Keith v. Superior Court, 26 Cal. App. 3d 521, 524-525 [103 Cal.Rptr. 314]: "So far as appears from the record before the court the threatened trespass will not be innocent. [Citations.] [¶] Defendant has simply decided it wants to go ahead with its proposed subdivision even though it involves taking plaintiffs' property. The inconvenience and expense which defendant might suffer by the frustration of that purpose are not 'equities' which the trial court should have weighed. [¶] Under the circumstances of this case the trial court's decision to 'weigh the equities' deprived plaintiff of a proper hearing on his application for a preliminary injunction."

Town of Atherton v. Templeton, 198 Cal. App. 2d 146, 154 [17 Cal.Rptr. 680]: "The rule is well established that self-induced hardship affords no grounds for attack on an enactment or regulation. (55 Cal.Jur.2d, § 77, pp. 669-670.)"

Morgan v. Veach, 59 Cal.
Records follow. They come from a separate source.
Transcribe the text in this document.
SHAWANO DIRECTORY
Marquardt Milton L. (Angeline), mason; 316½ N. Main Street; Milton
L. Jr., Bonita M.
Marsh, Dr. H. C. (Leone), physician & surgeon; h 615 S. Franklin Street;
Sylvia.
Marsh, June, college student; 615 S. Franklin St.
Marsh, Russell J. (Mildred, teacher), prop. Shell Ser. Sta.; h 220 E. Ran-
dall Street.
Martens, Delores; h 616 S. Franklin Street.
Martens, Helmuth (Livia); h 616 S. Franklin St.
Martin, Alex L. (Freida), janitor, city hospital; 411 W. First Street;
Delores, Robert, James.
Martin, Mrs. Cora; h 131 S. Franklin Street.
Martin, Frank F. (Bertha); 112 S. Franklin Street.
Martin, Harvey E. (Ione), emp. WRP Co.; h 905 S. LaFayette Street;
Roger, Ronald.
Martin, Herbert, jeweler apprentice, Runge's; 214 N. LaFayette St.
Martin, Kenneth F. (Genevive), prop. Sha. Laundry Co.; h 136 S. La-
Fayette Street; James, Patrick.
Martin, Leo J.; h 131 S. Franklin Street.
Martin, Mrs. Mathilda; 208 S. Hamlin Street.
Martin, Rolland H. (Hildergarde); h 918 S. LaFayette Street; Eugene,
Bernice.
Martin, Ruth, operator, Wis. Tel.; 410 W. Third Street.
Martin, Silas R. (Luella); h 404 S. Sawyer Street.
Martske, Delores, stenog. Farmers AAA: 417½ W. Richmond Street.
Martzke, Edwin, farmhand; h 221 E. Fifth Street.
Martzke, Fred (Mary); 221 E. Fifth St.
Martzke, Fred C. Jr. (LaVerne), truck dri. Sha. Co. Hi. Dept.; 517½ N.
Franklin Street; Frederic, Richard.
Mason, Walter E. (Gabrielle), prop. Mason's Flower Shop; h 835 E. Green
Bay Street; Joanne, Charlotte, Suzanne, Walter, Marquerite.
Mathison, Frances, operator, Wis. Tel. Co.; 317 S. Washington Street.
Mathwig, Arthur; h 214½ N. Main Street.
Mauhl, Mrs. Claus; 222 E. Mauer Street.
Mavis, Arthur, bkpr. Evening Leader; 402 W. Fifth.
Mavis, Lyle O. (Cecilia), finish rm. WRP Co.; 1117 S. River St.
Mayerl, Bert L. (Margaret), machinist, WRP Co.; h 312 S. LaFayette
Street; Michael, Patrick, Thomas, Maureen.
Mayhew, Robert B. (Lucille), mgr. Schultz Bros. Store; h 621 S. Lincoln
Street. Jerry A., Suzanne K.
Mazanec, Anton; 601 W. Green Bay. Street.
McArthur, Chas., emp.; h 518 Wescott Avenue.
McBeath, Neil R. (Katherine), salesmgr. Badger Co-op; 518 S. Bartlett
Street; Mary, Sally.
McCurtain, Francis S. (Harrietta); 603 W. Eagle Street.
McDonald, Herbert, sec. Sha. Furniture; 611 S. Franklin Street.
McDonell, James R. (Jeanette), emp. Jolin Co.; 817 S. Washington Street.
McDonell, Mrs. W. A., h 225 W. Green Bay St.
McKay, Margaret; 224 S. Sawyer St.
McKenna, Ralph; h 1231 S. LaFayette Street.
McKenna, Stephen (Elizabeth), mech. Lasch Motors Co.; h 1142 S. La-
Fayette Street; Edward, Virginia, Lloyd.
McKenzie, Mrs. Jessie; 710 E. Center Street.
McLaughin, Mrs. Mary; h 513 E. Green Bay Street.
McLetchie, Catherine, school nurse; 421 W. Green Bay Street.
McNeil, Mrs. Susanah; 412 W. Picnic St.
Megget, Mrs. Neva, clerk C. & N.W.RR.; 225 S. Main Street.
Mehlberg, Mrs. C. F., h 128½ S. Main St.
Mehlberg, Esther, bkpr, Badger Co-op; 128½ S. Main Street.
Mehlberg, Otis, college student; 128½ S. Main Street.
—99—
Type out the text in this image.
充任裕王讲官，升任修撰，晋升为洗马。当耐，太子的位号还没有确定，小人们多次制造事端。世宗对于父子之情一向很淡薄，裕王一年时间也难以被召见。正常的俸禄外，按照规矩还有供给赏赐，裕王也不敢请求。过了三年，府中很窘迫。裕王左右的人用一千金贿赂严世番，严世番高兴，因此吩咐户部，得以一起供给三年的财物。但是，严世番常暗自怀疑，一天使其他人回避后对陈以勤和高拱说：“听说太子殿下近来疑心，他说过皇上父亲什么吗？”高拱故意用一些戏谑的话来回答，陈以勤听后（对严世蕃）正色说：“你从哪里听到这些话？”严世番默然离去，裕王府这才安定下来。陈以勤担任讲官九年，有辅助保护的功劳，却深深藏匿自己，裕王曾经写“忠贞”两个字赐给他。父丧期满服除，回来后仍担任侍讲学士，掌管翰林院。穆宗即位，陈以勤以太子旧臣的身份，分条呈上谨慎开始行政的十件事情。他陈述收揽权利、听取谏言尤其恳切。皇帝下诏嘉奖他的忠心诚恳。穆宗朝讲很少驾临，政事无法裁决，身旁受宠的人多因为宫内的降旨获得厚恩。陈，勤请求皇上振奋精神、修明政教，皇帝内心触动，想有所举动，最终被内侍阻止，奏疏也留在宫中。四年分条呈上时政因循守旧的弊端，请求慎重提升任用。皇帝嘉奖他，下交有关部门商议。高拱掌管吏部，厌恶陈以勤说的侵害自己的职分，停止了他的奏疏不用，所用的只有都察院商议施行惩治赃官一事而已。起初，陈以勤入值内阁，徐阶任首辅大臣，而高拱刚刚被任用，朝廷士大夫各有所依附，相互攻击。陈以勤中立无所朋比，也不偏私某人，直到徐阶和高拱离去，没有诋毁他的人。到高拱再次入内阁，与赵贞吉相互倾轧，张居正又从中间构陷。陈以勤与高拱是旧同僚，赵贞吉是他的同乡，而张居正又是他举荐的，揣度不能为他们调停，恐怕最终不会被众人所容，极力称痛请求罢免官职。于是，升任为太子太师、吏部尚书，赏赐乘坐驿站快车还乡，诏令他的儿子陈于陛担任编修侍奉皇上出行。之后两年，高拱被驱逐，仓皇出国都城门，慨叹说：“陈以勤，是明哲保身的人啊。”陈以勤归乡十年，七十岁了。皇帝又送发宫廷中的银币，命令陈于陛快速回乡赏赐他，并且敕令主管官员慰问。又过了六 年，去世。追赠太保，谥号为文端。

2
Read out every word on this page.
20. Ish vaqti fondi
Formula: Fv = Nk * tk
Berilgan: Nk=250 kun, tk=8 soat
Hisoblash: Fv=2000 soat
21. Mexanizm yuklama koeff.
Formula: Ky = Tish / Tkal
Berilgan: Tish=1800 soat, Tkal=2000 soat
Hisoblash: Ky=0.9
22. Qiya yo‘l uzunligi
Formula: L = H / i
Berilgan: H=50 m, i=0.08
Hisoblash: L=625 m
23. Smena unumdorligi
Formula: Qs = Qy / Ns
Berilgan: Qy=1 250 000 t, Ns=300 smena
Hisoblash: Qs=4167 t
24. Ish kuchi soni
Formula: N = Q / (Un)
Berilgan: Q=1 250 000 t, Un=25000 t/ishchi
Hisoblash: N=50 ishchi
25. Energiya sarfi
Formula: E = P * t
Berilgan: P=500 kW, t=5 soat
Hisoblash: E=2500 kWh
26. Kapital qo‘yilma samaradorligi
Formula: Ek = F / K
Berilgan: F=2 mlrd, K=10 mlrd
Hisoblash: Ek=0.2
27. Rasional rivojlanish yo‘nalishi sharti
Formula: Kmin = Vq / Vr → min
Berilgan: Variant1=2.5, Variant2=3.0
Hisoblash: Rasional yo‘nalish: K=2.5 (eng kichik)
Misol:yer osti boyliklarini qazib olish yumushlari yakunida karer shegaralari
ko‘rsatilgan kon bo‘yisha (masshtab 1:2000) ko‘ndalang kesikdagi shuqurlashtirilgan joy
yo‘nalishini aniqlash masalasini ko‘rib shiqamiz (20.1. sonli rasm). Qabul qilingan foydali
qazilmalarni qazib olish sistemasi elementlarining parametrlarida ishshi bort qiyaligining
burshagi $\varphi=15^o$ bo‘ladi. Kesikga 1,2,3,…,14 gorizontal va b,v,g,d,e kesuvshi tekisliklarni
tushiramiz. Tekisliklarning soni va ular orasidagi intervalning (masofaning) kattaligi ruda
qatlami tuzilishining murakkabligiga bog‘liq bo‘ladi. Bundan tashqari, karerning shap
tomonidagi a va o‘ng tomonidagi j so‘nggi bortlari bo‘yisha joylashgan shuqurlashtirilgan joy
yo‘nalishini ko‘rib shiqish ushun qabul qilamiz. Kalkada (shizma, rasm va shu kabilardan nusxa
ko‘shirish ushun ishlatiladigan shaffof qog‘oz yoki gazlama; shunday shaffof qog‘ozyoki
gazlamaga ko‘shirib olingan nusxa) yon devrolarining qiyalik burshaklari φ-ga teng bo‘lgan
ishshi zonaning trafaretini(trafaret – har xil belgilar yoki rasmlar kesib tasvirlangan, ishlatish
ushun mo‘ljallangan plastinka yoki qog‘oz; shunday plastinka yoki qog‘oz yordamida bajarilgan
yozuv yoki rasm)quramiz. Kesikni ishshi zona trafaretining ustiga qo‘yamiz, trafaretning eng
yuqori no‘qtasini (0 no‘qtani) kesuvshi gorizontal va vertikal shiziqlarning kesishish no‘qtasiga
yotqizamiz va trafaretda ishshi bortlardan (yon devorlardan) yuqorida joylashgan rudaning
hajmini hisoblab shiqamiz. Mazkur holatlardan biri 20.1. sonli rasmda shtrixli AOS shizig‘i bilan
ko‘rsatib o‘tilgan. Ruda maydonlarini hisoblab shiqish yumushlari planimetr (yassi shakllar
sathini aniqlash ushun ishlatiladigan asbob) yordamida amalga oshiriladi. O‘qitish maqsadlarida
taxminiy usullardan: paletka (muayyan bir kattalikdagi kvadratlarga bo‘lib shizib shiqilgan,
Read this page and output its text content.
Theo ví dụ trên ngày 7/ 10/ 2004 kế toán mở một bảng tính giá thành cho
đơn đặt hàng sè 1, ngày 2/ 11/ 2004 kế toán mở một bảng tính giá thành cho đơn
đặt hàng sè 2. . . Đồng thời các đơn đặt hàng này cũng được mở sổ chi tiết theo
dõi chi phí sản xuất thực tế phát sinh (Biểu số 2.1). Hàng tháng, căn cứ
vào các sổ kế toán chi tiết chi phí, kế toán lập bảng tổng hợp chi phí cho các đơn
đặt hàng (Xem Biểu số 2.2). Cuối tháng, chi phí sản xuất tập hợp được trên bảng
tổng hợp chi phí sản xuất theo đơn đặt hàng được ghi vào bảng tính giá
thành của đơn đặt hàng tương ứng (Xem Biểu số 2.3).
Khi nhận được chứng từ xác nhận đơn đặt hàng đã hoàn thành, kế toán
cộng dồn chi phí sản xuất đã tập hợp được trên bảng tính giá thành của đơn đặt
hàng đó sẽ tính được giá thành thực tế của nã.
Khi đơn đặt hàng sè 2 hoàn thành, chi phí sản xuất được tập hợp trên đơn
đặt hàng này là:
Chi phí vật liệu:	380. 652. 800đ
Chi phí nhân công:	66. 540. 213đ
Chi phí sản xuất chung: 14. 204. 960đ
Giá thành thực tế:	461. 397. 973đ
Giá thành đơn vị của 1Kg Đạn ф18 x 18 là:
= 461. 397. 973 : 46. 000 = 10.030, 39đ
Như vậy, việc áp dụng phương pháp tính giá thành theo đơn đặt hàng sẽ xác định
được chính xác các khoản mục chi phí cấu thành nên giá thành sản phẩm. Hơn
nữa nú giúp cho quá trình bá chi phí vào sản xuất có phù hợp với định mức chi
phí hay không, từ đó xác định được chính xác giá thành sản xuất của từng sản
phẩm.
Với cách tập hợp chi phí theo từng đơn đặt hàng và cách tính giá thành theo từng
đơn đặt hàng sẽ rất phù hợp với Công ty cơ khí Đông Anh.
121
App. 2d 682, 690 [139 P.2d 976]: "'But relief by way of a mandatory injunction will not be denied on the ground that the loss caused by it will be disproportionate to the good accomplished, where it appears that the defendant acted with a full knowledge of the complainant's rights and with an understanding of the consequences which might ensue. ...'"

It will be seen that the People's second contention also, is valid.

The order granting preliminary injunction is reversed insofar as it permits the defendant F. E. Crites, Inc. to "hydraulically dredge up to [51 Cal. App. 3d 969] 80,000 cubic yards of [or any] sand"; in all other respects it is affirmed. The People will recover their costs of appeal.

Molinari, P. J., and Sims, J., concurred.